Gaining Real-Time IoT Insights using Azure Stream Analytics, Azure ML, and Power BI
Presented by Bryan Hollar et al. Azure Steam Analytics was just released to GA 2 weeks ago and this is the first I’ve gotten to see it in action. After seeing case studies from Fujitsu and the Kinect team, ASA implementation was mapped out for us. The shift is from thinking about reporting on data at rest, to data in motion. For example, we could analyze how many twitter users switched sentiment on a topic within a minute in the last ten minutes. SAQL (Stream Analytics Query Language), makes this easy by being a flavor of SQL mixed with temporal extensions. You’re analyzing within a time window, and these windows could be tumbling, hopping, or sliding depending on how you’ve set up your queries.

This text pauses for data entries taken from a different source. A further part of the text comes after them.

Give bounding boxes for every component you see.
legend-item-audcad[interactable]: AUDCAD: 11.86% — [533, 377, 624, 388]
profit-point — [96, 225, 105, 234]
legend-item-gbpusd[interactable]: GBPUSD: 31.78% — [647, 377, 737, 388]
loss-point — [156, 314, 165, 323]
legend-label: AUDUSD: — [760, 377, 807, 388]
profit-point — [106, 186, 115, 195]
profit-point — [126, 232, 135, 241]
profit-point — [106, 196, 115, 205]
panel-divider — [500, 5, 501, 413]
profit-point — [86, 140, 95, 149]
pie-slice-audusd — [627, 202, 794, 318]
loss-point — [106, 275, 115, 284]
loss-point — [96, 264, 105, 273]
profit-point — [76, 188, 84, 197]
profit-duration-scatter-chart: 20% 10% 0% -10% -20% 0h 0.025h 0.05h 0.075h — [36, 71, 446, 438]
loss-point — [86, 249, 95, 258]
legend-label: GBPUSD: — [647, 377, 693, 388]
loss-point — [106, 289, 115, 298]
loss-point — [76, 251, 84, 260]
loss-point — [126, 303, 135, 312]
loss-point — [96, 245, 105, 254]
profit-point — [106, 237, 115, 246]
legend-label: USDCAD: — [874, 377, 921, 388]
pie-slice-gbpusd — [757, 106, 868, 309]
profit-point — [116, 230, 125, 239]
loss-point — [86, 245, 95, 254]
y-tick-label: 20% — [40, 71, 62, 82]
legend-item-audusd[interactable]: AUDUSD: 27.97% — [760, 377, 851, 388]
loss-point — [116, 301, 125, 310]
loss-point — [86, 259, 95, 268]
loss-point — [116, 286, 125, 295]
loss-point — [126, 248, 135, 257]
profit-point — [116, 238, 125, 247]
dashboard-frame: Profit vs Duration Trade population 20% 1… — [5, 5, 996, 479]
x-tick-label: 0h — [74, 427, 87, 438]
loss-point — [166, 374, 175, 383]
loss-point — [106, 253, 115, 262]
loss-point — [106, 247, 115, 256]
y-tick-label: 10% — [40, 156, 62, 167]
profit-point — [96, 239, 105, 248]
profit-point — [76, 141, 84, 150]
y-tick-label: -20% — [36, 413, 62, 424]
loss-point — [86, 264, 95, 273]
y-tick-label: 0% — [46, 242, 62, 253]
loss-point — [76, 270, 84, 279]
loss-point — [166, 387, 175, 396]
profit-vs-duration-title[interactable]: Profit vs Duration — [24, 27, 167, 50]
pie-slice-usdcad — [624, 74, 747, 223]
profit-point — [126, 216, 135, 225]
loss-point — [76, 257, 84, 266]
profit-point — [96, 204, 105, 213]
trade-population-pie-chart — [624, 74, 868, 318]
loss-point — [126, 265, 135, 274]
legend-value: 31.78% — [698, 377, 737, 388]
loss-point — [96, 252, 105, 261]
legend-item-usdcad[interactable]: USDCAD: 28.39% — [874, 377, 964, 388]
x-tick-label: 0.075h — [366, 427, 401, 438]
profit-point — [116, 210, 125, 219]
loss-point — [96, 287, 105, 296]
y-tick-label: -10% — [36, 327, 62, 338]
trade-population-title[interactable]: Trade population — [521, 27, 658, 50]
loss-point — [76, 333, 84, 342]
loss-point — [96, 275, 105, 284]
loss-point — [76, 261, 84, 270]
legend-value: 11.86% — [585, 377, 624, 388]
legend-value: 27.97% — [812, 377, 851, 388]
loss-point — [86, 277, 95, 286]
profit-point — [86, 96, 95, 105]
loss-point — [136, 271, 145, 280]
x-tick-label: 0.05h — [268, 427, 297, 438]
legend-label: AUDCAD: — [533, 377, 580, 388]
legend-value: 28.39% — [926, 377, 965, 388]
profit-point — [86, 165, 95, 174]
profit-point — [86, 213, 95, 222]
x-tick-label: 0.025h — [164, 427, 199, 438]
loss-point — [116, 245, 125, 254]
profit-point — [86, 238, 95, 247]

For example:
SELECT Topic, COUNT(*) AS TotalTweets
FROM TwitterStream TIMESTAMP BY CreatedAt
GROUP BY Topic, HoppingWindow(second,10,5)
With Azure Stream Analytics, your data flow pipeline is set to pull from existing event hubs, analyze, and persist (or display) its results. The processed data doesn’t even need to be persisted to be reported on. ASA basically exists in the same place in the data flow pipeline as ML. But where ML would take the “cold path” of analyzing large sets of data at rest, ASA is analyzing the data as it streams. Though now, for a brief preview, ML is integrated into ASA. I’m told you’ll be able to sign up for this preview at the ASA team blog:
As far as integrating the Internet of Things, it’s basically a matter of configuring your event hub in your data pipeline. So, there’s not much difference pulling from twitter or the Internet of Things. You can then configure your output to be PowerBI (also in preview) for a real-time dashboard. The most impressive IoT and ASA example was by Fujitsu who showed an impressive app that geo-mapped energy consumption data and could zero in on spikes right down to an area of a building in real time. Though, now that I think about it, they may be tied with pedometer analysis to tell when your cows were in heat. And now I finally know why they call it a “Heat Map”.
Building Big Data Applications Using Azure HDInsight Service
Presented by Asad Khan. The final session of my day was a tour-de-force of Big Data in Azure. It was four one-hour sessions compressed to one and it was a doozy. Started with 30 seconds of the basics of big data: caring about volume, velocity, variety, and variability of data. They mentioned how Apache Hadoop is an Open Source platform for large amounts of unstructured data, but how the managed infrastructure of Azure makes HDInsight an enticing implementation. They covered HBase for NoSQL, and taught us how to use Storm for streams of data, by showing us how to build spouts for twitter and bolts for Signal R to display data on the web in real time. It was an ambitious session, but pulled off very well.
I’m just now realizing that of everything I’ve mentioned, Big Data with HDInsight is the old man at the ripe old age of a year and a half. Speaks volumes to how much Microsoft is invested in growing its cloud data offerings. Can’t wait to see what’s next!